The grammar is off there. Because now, with over 72,000 loved ones lost (more American fatalities than from Vietnam, 9/11, and the Afghanistan and Iraq wars combined), it’s a little too late for everything to be okay. Now the best we can do is: Everything will get better (if we…).

I don’t want to say that positive stories that reveal our humanity in the midst of horror don’t have their place. I don’t want to say that our healthcare professionals and other essential workers are not doing amazing things. I don’t want to say that virtual birthday surprises from celebrities are not heartwarming. Rather, I mean to say, as a collective, we have not yet earned these stories. Collectively, we have not yet earned the right to feel good about ourselves. We order up triumph, hope and glory, but hold the struggle.

I live in a suburb right next to Detroit. I’m in a warm-spot of Michigan’s hot-spot. In the beginning of the stay-at-home orders, downtown parking lots were deserted, random skateboarding teens (mask-less) could use 8 Mile as their turf.
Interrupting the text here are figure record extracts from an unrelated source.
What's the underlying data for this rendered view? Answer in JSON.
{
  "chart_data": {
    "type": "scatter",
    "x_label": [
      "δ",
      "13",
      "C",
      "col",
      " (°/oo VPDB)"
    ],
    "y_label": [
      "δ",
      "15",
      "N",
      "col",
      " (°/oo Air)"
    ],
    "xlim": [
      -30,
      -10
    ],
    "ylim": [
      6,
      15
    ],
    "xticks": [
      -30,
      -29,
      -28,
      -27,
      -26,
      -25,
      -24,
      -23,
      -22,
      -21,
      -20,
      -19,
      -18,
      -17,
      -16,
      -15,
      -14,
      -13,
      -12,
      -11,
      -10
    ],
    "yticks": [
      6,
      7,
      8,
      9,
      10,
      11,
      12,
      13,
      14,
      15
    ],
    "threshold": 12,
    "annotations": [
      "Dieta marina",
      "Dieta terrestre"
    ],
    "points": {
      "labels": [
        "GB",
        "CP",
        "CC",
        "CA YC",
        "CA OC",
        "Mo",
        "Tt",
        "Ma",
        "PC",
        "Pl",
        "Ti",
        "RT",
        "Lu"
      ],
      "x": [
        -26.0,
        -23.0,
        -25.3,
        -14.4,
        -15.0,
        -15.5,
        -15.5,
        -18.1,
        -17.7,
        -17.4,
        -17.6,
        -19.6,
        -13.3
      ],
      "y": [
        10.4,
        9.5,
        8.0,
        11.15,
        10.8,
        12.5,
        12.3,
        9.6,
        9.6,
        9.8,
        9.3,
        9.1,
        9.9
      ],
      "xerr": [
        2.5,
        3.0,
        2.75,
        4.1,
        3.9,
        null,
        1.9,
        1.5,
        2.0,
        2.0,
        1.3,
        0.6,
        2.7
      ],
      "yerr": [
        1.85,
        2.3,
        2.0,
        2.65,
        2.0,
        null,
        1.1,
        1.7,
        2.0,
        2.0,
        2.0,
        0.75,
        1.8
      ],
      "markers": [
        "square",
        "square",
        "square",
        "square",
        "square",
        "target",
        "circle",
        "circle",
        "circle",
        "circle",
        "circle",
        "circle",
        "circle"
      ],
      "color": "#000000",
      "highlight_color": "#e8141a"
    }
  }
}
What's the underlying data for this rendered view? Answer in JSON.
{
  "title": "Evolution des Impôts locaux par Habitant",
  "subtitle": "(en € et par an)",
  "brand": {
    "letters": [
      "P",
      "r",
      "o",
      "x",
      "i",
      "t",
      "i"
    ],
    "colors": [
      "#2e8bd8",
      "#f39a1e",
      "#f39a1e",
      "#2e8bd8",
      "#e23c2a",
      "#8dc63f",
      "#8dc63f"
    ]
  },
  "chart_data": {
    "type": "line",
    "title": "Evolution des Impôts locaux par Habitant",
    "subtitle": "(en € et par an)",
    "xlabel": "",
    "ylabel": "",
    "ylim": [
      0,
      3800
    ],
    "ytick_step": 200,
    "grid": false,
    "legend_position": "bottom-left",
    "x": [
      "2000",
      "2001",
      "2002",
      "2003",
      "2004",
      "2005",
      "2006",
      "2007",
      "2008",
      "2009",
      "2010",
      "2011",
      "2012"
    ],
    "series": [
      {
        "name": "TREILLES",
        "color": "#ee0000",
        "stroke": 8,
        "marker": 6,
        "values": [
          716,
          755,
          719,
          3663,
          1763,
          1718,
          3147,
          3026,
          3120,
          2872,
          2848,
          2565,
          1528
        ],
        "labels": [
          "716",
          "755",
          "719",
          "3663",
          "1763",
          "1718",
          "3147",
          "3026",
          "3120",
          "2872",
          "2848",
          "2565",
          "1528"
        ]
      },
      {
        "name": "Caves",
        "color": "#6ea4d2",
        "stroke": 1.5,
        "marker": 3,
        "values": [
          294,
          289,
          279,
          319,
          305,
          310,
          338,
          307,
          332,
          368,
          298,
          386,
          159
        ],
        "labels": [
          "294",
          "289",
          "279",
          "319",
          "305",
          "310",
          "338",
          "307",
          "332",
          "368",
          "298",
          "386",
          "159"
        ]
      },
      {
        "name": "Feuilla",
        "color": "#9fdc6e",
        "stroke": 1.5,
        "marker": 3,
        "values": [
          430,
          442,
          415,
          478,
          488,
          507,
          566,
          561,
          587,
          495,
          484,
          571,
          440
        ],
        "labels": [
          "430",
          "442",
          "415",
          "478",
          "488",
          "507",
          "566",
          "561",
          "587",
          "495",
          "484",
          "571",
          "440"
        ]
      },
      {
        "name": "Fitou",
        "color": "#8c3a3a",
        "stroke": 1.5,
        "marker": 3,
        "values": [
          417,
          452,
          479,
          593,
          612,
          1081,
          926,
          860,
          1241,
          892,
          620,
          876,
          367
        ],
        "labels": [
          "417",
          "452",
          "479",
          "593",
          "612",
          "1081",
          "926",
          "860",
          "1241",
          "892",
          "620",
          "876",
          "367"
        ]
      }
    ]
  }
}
And a week after that people finally started wearing masks and gloves. This determination seems to have caved after 8 weeks. Parking lots are filling up, 8 Mile traffic is close to usual, and from what I see, less than 1 in 10 people wear masks/gloves in stores.

In another hot-spot, the real epicenter, Manhattanites who probably clapped out their windows in a show of appreciation for their healthcare workers every night at 7 pm, recently spent a sunny day knotted close together in a West Village park sans masks, sans gloves. Those formally-heartwarming viral videos documenting their nightly applause seems a mere mockery of their ‘heroes’ now.

We need to stop acting like we’re in an ’80s movie and the money needed to save our community center can be raised in the span of an over-synthed pop song. This is just a dream the president is trying to sell you. He’ll say time and again that we’ve done a great job, that we should go to the beaches, that we’re ready to re-open America and our economy is just going to skyrocket. See these claims for what they are: A corrupt charlatan’s last-ditch attempts to get re-elected after overseeing the most criminally-catastrophic pandemic response in modern history.

Numbers don’t lie, we have miles and miles before we can justify our sleep. With nearly a million active cases and having only conducted roughly 23.200 tests per every 1 million, relaxing our commitment to social distancing now (as some some state governors have already done officially) has and will continue to have deadly consequences. And we must demand testing so accessible, anyone can get a free one with quick, accurate results at their neighborhood CVS. When we refuse to capitulate to the re-opening our states, refuse to relax our commitment to each other’s lives until this is n place, we are officially doing the hard parts.

We need to work hard; we will suffer and we will struggle. But if all of us refuse to skip over the hard parts, the loved ones here with us now, will still be with us when the pandemic ends.

Enjoy the confection of a viral feel-good story now and then, but don’t get addicted; don’t let them fool you that everything will be okay. Cookies are for closers and this horrible ordeal is far from closed.